What we want to focus on here is to understand how this works instead of blindly rewriting assembly.
We will start from first lines:
ps_5_0
0: mad r0.x, cb3[0].y, l(-0.100000), l(1.000000)
1: mul r0.yz, cb3[1].xxyx, l(0.000000, 0.050000, 0.050000, 0.000000)
2: mad r1.xy, v1.xyxx, cb0[1].zwzz, -cb3[2].xyxx
3: dp2 r0.w, r1.xyxx, r1.xyxx
4: sqrt r1.z, r0.w
The "0" line is something i called "zoom factor", you'll see why in a minute.

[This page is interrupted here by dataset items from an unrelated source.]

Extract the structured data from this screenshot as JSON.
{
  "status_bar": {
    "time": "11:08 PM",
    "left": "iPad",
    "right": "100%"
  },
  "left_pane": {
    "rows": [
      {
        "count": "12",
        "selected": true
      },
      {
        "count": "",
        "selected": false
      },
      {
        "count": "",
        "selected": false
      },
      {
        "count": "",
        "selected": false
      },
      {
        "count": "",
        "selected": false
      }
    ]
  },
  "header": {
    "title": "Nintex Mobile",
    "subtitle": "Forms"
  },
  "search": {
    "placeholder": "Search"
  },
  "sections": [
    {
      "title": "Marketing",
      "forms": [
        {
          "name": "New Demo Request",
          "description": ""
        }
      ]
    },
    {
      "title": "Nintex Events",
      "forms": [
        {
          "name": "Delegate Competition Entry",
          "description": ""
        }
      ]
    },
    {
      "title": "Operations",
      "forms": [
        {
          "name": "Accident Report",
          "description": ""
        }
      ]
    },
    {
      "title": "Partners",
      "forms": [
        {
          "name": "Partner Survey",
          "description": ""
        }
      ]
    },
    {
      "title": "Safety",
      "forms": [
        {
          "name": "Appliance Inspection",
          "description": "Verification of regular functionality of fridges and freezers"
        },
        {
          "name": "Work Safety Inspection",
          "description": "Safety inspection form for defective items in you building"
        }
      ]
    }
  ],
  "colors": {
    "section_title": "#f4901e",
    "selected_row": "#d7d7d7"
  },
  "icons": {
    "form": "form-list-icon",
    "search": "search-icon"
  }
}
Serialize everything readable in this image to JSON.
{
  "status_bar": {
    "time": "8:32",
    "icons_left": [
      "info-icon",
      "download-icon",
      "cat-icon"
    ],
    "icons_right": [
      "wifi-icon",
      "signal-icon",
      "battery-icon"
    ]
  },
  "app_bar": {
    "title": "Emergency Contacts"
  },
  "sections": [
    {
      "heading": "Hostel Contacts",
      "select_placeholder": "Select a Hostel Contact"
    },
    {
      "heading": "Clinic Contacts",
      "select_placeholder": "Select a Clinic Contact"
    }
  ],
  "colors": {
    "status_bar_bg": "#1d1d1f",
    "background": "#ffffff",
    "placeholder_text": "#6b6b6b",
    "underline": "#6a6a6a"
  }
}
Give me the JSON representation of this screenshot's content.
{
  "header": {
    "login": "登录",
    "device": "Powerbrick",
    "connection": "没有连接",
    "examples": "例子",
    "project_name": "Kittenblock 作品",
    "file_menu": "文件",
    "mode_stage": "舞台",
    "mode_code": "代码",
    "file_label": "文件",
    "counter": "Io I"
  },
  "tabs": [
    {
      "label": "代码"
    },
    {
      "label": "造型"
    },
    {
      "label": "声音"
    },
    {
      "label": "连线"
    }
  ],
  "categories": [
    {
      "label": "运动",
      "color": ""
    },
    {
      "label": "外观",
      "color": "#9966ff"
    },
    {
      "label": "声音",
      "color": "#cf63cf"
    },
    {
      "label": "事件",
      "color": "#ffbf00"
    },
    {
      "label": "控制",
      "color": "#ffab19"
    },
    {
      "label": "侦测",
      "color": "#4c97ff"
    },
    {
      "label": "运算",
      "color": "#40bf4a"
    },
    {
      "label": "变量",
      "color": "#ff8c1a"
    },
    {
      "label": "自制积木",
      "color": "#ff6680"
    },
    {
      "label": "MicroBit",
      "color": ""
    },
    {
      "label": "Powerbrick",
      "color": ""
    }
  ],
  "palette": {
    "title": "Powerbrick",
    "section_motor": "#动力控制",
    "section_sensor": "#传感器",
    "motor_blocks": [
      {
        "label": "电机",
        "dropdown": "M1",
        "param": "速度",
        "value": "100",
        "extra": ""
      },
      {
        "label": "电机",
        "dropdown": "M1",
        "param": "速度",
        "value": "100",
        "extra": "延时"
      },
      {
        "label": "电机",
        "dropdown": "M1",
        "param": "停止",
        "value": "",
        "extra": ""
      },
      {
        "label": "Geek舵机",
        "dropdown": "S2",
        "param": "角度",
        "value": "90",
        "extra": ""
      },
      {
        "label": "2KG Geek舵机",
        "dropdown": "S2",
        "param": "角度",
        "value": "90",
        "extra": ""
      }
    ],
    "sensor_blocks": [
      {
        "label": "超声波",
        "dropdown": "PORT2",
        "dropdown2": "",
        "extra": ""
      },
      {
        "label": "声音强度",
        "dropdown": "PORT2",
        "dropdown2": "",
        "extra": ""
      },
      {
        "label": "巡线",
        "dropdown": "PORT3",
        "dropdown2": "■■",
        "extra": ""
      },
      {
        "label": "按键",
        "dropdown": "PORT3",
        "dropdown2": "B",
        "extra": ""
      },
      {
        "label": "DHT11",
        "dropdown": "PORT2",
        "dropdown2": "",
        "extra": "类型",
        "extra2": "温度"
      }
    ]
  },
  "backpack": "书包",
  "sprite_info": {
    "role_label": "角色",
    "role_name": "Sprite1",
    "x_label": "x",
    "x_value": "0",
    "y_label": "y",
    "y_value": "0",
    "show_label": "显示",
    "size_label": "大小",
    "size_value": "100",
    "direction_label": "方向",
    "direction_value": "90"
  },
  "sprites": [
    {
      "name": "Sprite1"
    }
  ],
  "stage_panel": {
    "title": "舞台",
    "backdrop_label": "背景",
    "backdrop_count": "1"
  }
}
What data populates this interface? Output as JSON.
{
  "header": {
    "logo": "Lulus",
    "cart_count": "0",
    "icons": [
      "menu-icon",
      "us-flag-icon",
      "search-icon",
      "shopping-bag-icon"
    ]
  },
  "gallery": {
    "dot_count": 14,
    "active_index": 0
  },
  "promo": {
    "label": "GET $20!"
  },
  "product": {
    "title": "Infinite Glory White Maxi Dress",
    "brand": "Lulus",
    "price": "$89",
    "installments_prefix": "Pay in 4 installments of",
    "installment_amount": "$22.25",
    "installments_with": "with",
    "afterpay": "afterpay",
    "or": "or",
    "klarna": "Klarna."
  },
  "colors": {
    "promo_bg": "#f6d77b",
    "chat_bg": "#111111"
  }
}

Right after that (line 1), we calculate "rotation offsets". It's just input sin/cos pair multiplied by 0.05.
Lines 2-4: At first, we calculate vector from effect center to texture uv. Then we calculate it's squared distance (3) and regular distance (4) (from center to texel)
Zoomed texture coordinates
8: mul r2.xyzw, r0.yzyz, r1.zzzz
9: mad r2.xyzw, r1.xyxy, r0.xxxx, -r2.xyzw
10: mul r3.xy, r0.xxxx, r1.xyxx
11: mad r3.xyzw, r0.yzyz, r1.zzzz, r3.xyxy
12: add r3.xyzw, r3.xyzw, cb3[2].xyxy
13: add r2.xyzw, r2.xyzw, cb3[2].xyxy
Since they're packed this way, we can safely analyse only one pair of floats.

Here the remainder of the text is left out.